Baca juga : Daftar 10 Barang Mewah Ahmad Sahroni yang Dijarah Massa
Dari Simbol Prestise Menjadi Kapal Patroli
Masa kejayaan kapal ini singkat. Pada tahun 2006, seluruh pesawat Matador dinonaktifkan karena kekurangan suku cadang. Sejak saat itu, Chakri Naruebet hanya mengandalkan helikopter dan praktis berubah fungsi menjadi kapal induk helikopter.
Meski demikian, kapal ini tetap berperan dalam sejumlah operasi kemanusiaan, termasuk saat tsunami Samudra Hindia 2004 serta banjir besar Thailand 2010–2011. Tetapi dalam praktek kesehariannya, kapal ini lebih banyak bersandar di Pangkalan Laut Sattahip karena biaya operasionalnya sangat tinggi. Sekali berlayar bisa menghabiskan 1–2 juta baht (sekitar US$33.000–66.000).
Tak heran jika publik Thailand kerap melabelinya sebagai “Thai-tanic” atau “gajah putih”, istilah lokal untuk sesuatu yang mahal namun kurang bermanfaat. Kritik makin kencang setelah krisis finansial Asia 1997 yang membuat anggaran pertahanan Thailand dipangkas besar-besaran.
Media juga kerap menyoroti penggunaannya sebagai “kapal pesiar kerajaan”, karena lebih sering dipakai untuk perjalanan keluarga kerajaan dibandingkan latihan militer. Bagi banyak pengamat, Chakri Naruebet lebih berfungsi sebagai simbol prestise politik daripada kekuatan tempur nyata.

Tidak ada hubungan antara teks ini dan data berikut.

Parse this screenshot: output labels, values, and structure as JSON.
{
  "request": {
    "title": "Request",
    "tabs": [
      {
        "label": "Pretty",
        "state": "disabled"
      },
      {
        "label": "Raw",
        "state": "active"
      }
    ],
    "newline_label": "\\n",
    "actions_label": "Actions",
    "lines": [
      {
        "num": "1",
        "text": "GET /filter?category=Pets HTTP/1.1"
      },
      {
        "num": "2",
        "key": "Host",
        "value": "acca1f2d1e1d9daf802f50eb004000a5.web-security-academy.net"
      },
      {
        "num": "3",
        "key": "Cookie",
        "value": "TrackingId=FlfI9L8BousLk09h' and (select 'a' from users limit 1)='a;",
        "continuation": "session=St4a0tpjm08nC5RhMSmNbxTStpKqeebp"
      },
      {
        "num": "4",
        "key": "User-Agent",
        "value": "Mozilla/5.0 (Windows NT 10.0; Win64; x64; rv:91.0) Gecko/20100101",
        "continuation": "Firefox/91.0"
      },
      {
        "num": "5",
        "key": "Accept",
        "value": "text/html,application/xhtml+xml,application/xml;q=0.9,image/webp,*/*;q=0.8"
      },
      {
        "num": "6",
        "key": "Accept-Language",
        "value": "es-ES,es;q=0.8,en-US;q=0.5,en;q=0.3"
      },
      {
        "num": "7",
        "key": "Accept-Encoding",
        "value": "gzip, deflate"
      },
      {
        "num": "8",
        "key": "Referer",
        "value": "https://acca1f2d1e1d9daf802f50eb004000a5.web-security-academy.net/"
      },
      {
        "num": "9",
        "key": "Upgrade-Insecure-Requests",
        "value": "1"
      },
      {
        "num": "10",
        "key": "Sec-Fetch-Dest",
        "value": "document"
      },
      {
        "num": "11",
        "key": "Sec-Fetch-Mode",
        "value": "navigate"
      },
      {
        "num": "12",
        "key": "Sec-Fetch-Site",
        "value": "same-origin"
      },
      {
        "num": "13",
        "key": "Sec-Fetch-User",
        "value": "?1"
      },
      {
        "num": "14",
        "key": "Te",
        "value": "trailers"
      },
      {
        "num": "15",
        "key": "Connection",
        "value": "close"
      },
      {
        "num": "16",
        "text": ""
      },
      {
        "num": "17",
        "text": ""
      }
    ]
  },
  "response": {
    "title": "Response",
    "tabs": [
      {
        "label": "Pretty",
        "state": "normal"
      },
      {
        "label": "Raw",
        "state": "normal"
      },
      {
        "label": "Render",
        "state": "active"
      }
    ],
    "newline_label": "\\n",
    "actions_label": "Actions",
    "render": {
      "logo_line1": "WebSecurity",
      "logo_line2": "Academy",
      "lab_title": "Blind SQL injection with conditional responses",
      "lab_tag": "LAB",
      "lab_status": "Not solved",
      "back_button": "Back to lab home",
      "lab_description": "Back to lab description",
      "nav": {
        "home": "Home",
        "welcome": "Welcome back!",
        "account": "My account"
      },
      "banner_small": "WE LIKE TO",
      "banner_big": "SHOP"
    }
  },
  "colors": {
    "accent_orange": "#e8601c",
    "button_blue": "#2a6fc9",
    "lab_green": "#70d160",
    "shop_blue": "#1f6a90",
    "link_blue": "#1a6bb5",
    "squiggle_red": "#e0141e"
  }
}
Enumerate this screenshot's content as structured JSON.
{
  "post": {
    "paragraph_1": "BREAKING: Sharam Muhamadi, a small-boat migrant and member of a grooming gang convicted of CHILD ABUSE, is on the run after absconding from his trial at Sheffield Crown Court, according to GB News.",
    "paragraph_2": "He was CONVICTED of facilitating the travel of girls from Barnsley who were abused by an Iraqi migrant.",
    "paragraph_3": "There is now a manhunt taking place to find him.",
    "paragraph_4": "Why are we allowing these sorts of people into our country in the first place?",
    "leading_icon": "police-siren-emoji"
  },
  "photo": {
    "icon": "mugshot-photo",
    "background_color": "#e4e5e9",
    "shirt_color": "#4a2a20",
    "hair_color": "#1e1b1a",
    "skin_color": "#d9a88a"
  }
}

Meski kerap dikritik, Thailand tidak sepenuhnya meninggalkan kapalnya. Pada 2012, Saab membantu memasang sistem radar dan komando baru agar kapal tetap relevan. Pada 2021, ia ikut serta dalam latihan yang menghubungkan pesawat tempur Gripen dengan kapal perang Thailand lainnya.
Baca juga : Dapur ADMR Goyang: Laba Ambles, Penjualan ke Pihak Ketiga Jadi Biang Kerok
Namun, tanpa pesawat tempur utama, sulit bagi Chakri Naruebet untuk menjalankan peran penuh sebagai kapal induk. Hingga kini, statusnya lebih dekat sebagai kapal patroli besar sekaligus simbol sejarah ambisi maritim Thailand.
Bila dibandingkan dengan kapal induk kelas Nimitz milik Amerika Serikat yang berbobot lebih dari 100.000 ton dan membawa 6.000 awak, Chakri Naruebet jelas tidak sebanding. Tetapi bagi Thailand, kapal ini tetap menjadi kebanggaan, sekaligus pengingat bahwa ambisi besar tanpa dukungan ekonomi berkelanjutan bisa menjelma beban.
Dua dekade lebih setelah diresmikan, HTMS Chakri Naruebet masih bertahan. Bukan lagi sebagai pengguncang lautan, melainkan sebagai “kapal simbol” yang merekam perjalanan Thailand dalam mencari jati diri sebagai kekuatan maritim di Asia Tenggara.